Views: 6
Agency famous for secrecy offers new details on 10-year quest in podcast.
The National Security Agency revealed new details on Thursday of its pivotal role in tracking the most wanted terrorist in American history: Osama bin Laden, including how it helped finger the courier who led to the al Qaeda leader’s hideout and how it helped protect the mission that finally hunted him down.
The agency is preparing to publish its history of the years it spent searching for the founding leader of the terror group behind the 9/11 attacks on a forthcoming podcast diving into the U.S. government’s secret efforts to intercept terrorist communications.
Details of the NSA’s work on the manhunt were shared early with The Washington Times, including the agency’s pursuit of the Saudi-born terrorist’s courier, its help in identifying bin Laden’s secret compound in Pakistan, and its supporting role in the daring Navy SEAL raid in May 2011 that killed him.
Various accounts of the U.S. manhunt for bin Laden turned one of the Navy SEALs who participated into a bestselling author and transformed the work of a CIA intelligence analyst into the source for a Hollywood blockbuster. Much of the NSA’s toil in the mission against bin Laden remains shrouded in secrecy — including internally at the agency.
Of the tens of thousands of people working for the NSA, approximately 50 people knew ahead of time about the planned raid, said Jon Darby, former director of operations.
“This one was different,” Mr. Darby said on NSA’s forthcoming podcast. “And what I mean by that is: ultra-compartmented. There was, at one point, I got a call from a very senior official at CIA who was telling me, ‘You realize this is the most, the top secret in the United States government right now?’”
Mr. Darby recalls on the NSA’s upcoming “No Such Podcast” broadcast that he was thrust into the world of spying on al Qaeda’s communications while the nation was still processing the horror of the Sept. 11, 2001, terrorist attacks. He said efforts to track bin Laden accelerated in the fall of 2001, according to a transcript shared with The Times.

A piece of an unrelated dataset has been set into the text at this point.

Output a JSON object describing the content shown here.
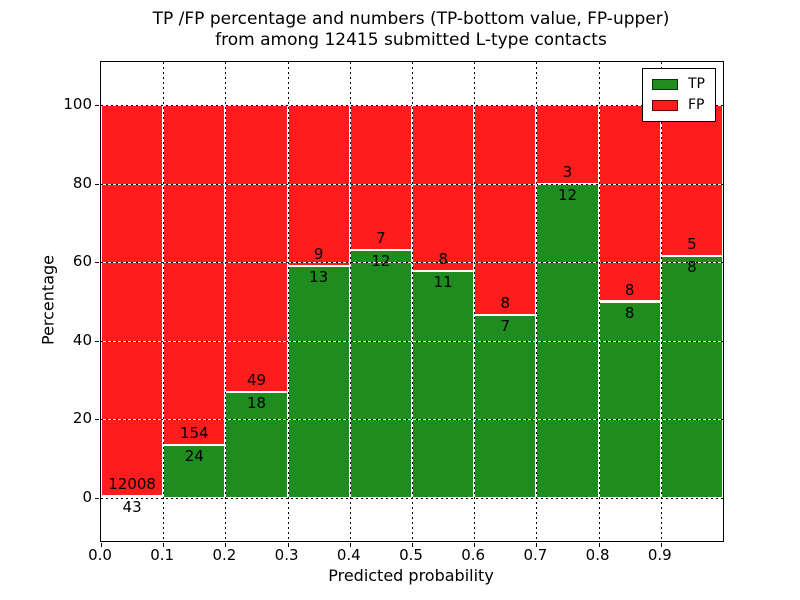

U.S. forces in Afghanistan reportedly narrowly missed capturing the al Qaeda leader in fighting at Tora Bora in late 2001 and quickly lost track of his whereabouts.
“I remember late-night meetings in the fall of 2001. We’d sit around a table and say, ‘How do we find him?’ And one of the early theories was a courier, somebody that’s going to be taking care of him,” Mr. Darby said. “But that was 2001.”
The NSA’s theory appears to have paid dividends. A detainee in North Africa first told American debriefers in 2002 about a courier for bin Laden, former acting CIA Director Michael Morell said at a George Mason University event in 2020.
The manhunt for bin Laden promoted a new working dynamic between the CIA and NSA. Mr. Darby said the NSA developed a process to send analysts to work at CIA, to share work at each agency’s headquarters, and to travel overseas.
Targeting Abbottabad
Mr. Darby said a combination of signals and human intelligence led the U.S. government to a courier and caretaker for bin Laden in Abbottabad, Pakistan.
U.S. government analysts had homed in on bin Laden’s suspected Pakistan compound by late 2010, Mr. Darby said. Together with other agencies, including the CIA, the NSA examined “some creative options” to collect more intelligence on those living in the compound to confirm his identity.
Mr. Darby declined on the podcast to share the U.S. government’s specific collection operations aimed at the compound.
The 2012 film “Zero Dark Thirty,” a dramatized version of the manhunt and raid, includes a scene depicting a U.S. official explaining in the White House different futile options for penetrating the compound. The official explains that the terrorist suspects at the compound don’t make phone calls and the U.S. government explored collection ideas involving a pinhole camera, hot-air balloons, tunnels, a vaccination program and collecting feces, among other schemes.
After the president approved a covert plan to raid the compound and capture or kill bin Laden, it was the NSA’s job to ensure the Afghanistan-based U.S. military helicopters ferrying Americans to and away from the compound faced no threats on their way into and out of Pakistan.
After years of searching for the terrorist, bin Laden was dead and the Americans returned home.
The hunt for bin Laden experienced many fits and starts. The 9/11 Commission blamed The Washington Times for a 1998 report referencing the terrorist’s communication as making it “much more difficult” for the NSA to intercept bin Laden’s conversations. The Times said in 2005 that the commission falsely singled out its reporting and cited many reports from other news outlets mentioning the same detail.
Mr. Darby said on the podcast that bin Laden’s use of electronic communications stopped after the media reported his satellite phone usage. Mr. Darby credited NSA personnel for not giving up the hunt.
“There were plenty of people that came to me at the time, when I was the head of the analytic counterterrorism organization, saying, ‘Why are you spending any resources on this? You know, he’s dead, you’re not going to find him,’” Mr. Darby said. “And, we said, ‘No, we will, if he is alive, we will find him. The U.S. government will find him. That’s not an option just to give up.”